Can we apply these sensitive settings for external users (Outside Organisation) so that they can not print, share, forward or save the documents. Only “Read Only”?
This is something that you can configure yes, but it’s within the Information Rights Management feature as opposed to sensitivity labelling. You can read more about this here – https://docs.microsoft.com/en-us/microsoft-365/compliance/set-up-irm-in-sp-admin-center?view=o365-worldwide and here – https://support.microsoft.com/en-us/office/apply-information-rights-management-to-a-list-or-library-3bdb5c4e-94fc-4741-b02f-4e7cc3c54aa1. Any more questions please just let me know!

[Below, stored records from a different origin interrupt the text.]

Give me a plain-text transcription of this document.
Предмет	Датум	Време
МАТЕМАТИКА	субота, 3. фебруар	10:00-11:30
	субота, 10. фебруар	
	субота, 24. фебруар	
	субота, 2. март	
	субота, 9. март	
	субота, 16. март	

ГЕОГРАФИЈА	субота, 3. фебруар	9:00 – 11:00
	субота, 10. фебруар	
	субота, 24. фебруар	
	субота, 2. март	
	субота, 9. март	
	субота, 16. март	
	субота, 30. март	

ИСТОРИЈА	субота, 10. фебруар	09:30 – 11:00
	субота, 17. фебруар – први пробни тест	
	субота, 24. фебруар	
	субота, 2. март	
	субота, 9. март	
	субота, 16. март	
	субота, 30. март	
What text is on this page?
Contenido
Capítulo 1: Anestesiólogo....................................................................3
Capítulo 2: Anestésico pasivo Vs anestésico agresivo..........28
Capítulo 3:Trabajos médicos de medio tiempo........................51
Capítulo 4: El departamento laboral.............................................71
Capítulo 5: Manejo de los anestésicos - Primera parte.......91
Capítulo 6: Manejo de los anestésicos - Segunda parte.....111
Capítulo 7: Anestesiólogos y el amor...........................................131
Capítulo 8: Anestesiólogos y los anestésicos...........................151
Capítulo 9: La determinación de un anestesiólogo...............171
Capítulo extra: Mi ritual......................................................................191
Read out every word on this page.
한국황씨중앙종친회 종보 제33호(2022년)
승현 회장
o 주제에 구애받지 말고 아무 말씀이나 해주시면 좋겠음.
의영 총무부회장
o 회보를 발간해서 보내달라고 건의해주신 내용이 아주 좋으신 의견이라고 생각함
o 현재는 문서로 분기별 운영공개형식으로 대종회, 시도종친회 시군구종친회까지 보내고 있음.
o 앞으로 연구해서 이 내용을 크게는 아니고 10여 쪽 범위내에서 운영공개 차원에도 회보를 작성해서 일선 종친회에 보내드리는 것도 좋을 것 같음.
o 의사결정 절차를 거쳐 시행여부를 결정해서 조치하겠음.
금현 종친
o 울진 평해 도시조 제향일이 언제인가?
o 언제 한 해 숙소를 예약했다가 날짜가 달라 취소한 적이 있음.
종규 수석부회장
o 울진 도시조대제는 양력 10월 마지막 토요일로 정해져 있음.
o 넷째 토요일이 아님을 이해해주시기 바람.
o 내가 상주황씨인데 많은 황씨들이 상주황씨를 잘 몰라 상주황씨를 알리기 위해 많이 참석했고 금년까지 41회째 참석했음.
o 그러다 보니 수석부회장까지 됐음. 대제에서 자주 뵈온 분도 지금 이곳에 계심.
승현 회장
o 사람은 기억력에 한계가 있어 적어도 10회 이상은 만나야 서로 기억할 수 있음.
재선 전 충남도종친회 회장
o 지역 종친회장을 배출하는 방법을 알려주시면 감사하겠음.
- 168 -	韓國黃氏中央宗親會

What i miss is, can we apply a label on a existing SP site and how? Further im confused. If i assign a label to groupX does this mean only groupX gets Contributor permissions on the site? So labels are also some sort of authorization/permission settings? So What happens if groupA has read permissions on a SP site via SP permissions and we add a label with groupB and select Private will this block groupB users ?
Yes we can apply a label on an existing SP site. Select the Site in the SP Admin Center, then click on the Policies tab. Under Sensitivity, click Edit and you can choose the label to assign to the Site.
No, that action does not block the users with read access. They can’t share the site itself as a container object, but they can still work at a document level in the site with whatever permissions they have there. At the moment, the Site level and the document level are unrelated. No inheritance or anything like that.